Live readings at This House of Books
We’ve all coped with staying at home and socially distancing in our own time and in our own ways. Last summer, I had a bit of a freakout: I was tired of tucking myself away (I’m usually happy to do so), and I badly wanted to be at a literary event again, listening to a poet fiercely read her work, or closing my eyes and slipping into the pages of some novelist’s fanciful world.
I think my friends at my hometown independent bookstore, This House of Books in Billings, have felt the same way. And I’m honored indeed to be taking part in their first live event since 2020. It’s happening at 1:30 p.m. and 6 p.m. on Saturday, June 19.
These will be limited-seating, masked, socially distanced affairs.
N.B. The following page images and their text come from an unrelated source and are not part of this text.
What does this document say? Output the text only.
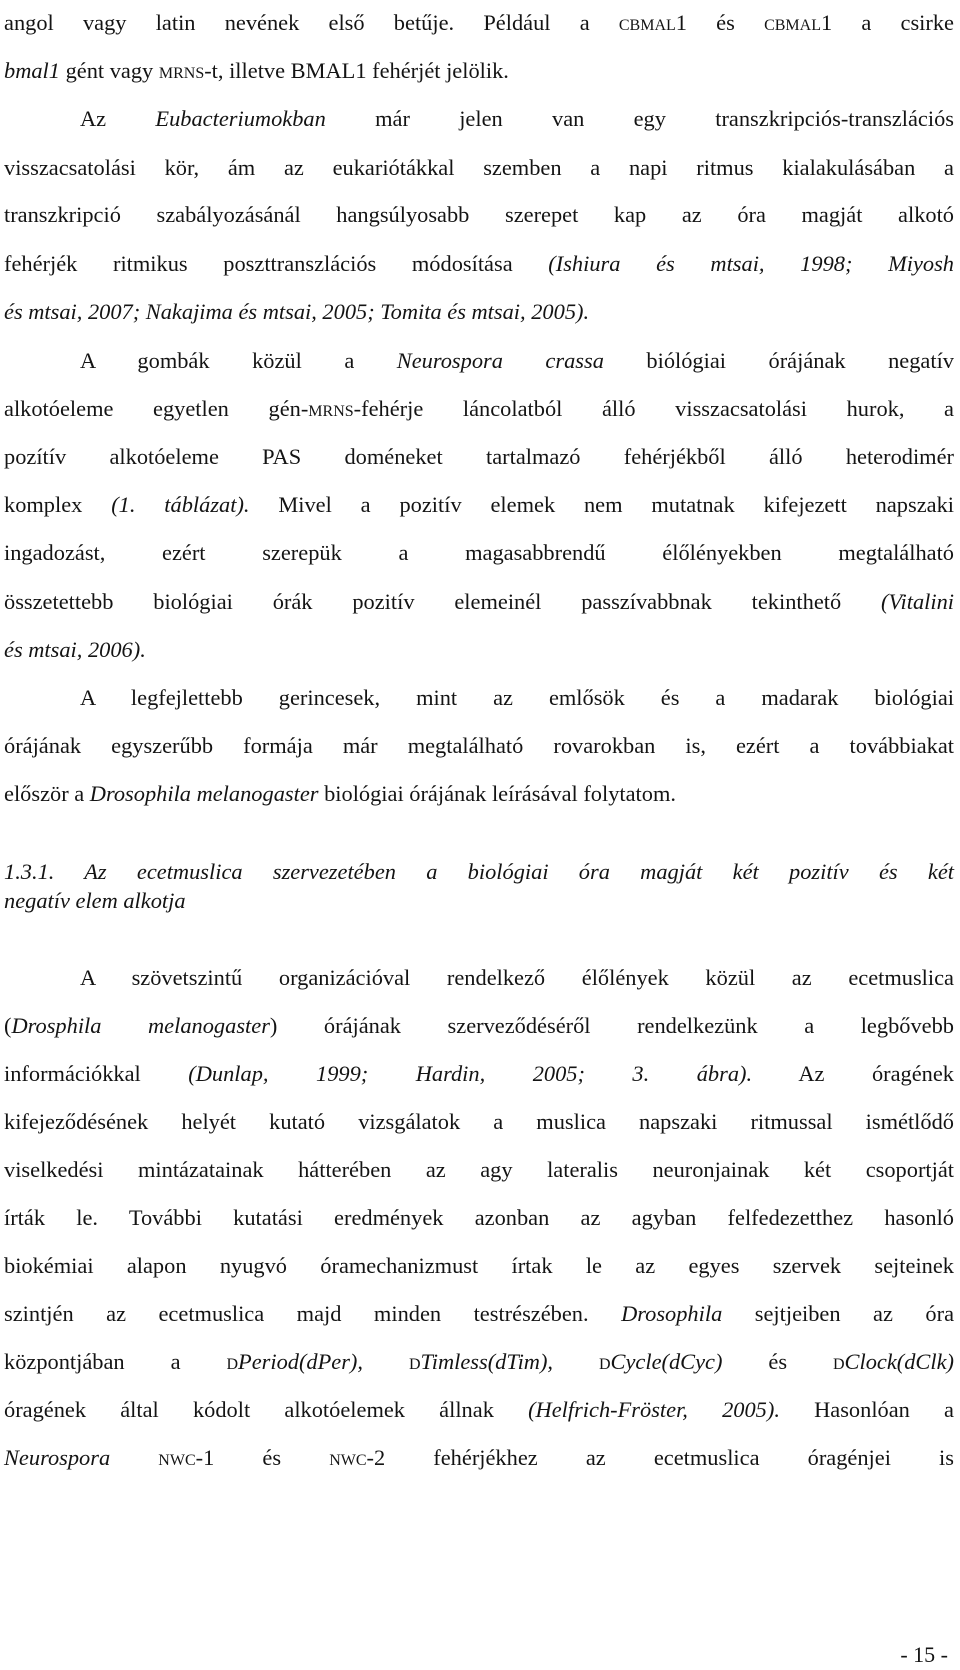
angol vagy latin nevének első betűje. Például a cbmal1 és cbmal1 a csirke
bmal1 gént vagy mrns-t, illetve BMAL1 fehérjét jelölik.
Az Eubacteriumokban már jelen van egy transzkripciós-transzlációs
visszacsatolási kör, ám az eukariótákkal szemben a napi ritmus kialakulásában a
transzkripció szabályozásánál hangsúlyosabb szerepet kap az óra magját alkotó
fehérjék ritmikus poszttranszlációs módosítása (Ishiura és mtsai, 1998; Miyosh
és mtsai, 2007; Nakajima és mtsai, 2005; Tomita és mtsai, 2005).
A gombák közül a Neurospora crassa biólógiai órájának negatív
alkotóeleme egyetlen gén-mrns-fehérje láncolatból álló visszacsatolási hurok, a
pozítív alkotóeleme PAS doméneket tartalmazó fehérjékből álló heterodimér
komplex (1. táblázat). Mivel a pozitív elemek nem mutatnak kifejezett napszaki
ingadozást, ezért szerepük a magasabbrendű élőlényekben megtalálható
összetettebb biológiai órák pozitív elemeinél passzívabbnak tekinthető (Vitalini
és mtsai, 2006).
A legfejlettebb gerincesek, mint az emlősök és a madarak biológiai
órájának egyszerűbb formája már megtalálható rovarokban is, ezért a továbbiakat
először a Drosophila melanogaster biológiai órájának leírásával folytatom.
1.3.1. Az ecetmuslica szervezetében a biológiai óra magját két pozitív és két
negatív elem alkotja
A szövetszintű organizációval rendelkező élőlények közül az ecetmuslica
(Drosphila melanogaster) órájának szerveződéséről rendelkezünk a legbővebb
információkkal (Dunlap, 1999; Hardin, 2005; 3. ábra). Az óragének
kifejeződésének helyét kutató vizsgálatok a muslica napszaki ritmussal ismétlődő
viselkedési mintázatainak hátterében az agy lateralis neuronjainak két csoportját
írták le. További kutatási eredmények azonban az agyban felfedezetthez hasonló
biokémiai alapon nyugvó óramechanizmust írtak le az egyes szervek sejteinek
szintjén az ecetmuslica majd minden testrészében. Drosophila sejtjeiben az óra
központjában a dPeriod(dPer), dTimless(dTim), dCycle(dCyc) és dClock(dClk)
óragének által kódolt alkotóelemek állnak (Helfrich-Fröster, 2005). Hasonlóan a
Neurospora nwc-1 és nwc-2 fehérjékhez az ecetmuslica óragénjei is
- 15 -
Priority is being given to people who pre-buy a copy of the book (if you want it signed, please let them know in the comment field; I’ll be happy to oblige). If you’re in the Billings area or within driving distance and wish to attend, please contact the store.
This is going to be fun.
So … about the book
Here’s the book-flap description:
Max Wendt has a family … but it's sliding sideways, and he has been complicit in its faltering. His wife and his daughter have pulled away from him amid his frequent absences, leaving him to bridge the distance between what he remembers and the way things are now.
Max Wendt has a job … but it carries him away from home most of the time, and its dynamics are quickly changing. There's a surprising new hire on his pipeline crew, strife among coworkers, and a boss whose proclivities put everything in peril.
Max Wendt has a friend … but this odd man Max meets during his travels perplexes him, prods him, pushes him, and annoys him. He sees something in Max that Max can't see in himself, and he's holding tight to his own pain.
Max Wendt has a problem … More than one, in fact, and those problems are flying at him with increasing velocity. Can someone who has spent his life going with the flow arrest his own destructive inertia, rebuild his relationships, and find a better way?
And here are some endorsements from writers I esteem:
“An absorbing blue-collar meditation on marriage and meaning at midlife. A coming-of-age story, but that age just happens to be 55. We’ve all been there, or soon will be.”—Jamie Ford, New York Times bestselling author of Hotel on the Corner of Bitter and Sweet
“It’s a generous, bighearted look at relationships—romantic and otherwise—laced with sly humor and keen insights, and one hell of a payoff at the end. Lancaster’s best yet.”—Gwen Florio, author of Best Laid Plans and the upcoming The Truth of it All
“Craig Lancaster’s latest novel, And It Will Be a Beautiful Life, is full of just that: life. Its tangles and complications, its ruts and wrecks, its lights and losses—and yes, its beauties.”—Joe Wilkins, author of Fall Back Down When I Die and When We Were Birds
“Among Craig Lancaster’s gifts, I’ve come to appreciate most his ability to take the mundane and elevate it to the level of art; how he can spin quotidian threads into such colorful, surprising patterns; and, in the case of And It Will Be a Beautiful Life, how he can chase a pig through an ordinary life and find, along the way, such extraordinary seams of beauty, friendship, love, regret, tragedy, and triumph. You’ve really got to read this book.”—Allen Morris Jones, author of Sweeney on the Rocks and A Bloom of Bones
“The adventures of Max Wendt, criss-crossing the country and his life, goaded on by a strange new friend, are heartbreaking, funny, well-written, and entirely human.”—Jamie Harrison, author of The Center of Everything and The Widow Nash
“Lancaster’s great achievement is to pull us into Max’s world and make us his ally, even when we want to take him by the shoulders and shake some sense into him. The key is in the title’s verb. Life, indeed, will be beautiful, but Max understands that only when he sees it in the lives of other people around him.”—Larry Baker, author of A Good Man
I’m grateful.
If you’re interested in some background on Max, consider checking out an earlier post here, The Pig Life, in the Dark. I’m not Max, and his life is not mine, but I know the dude.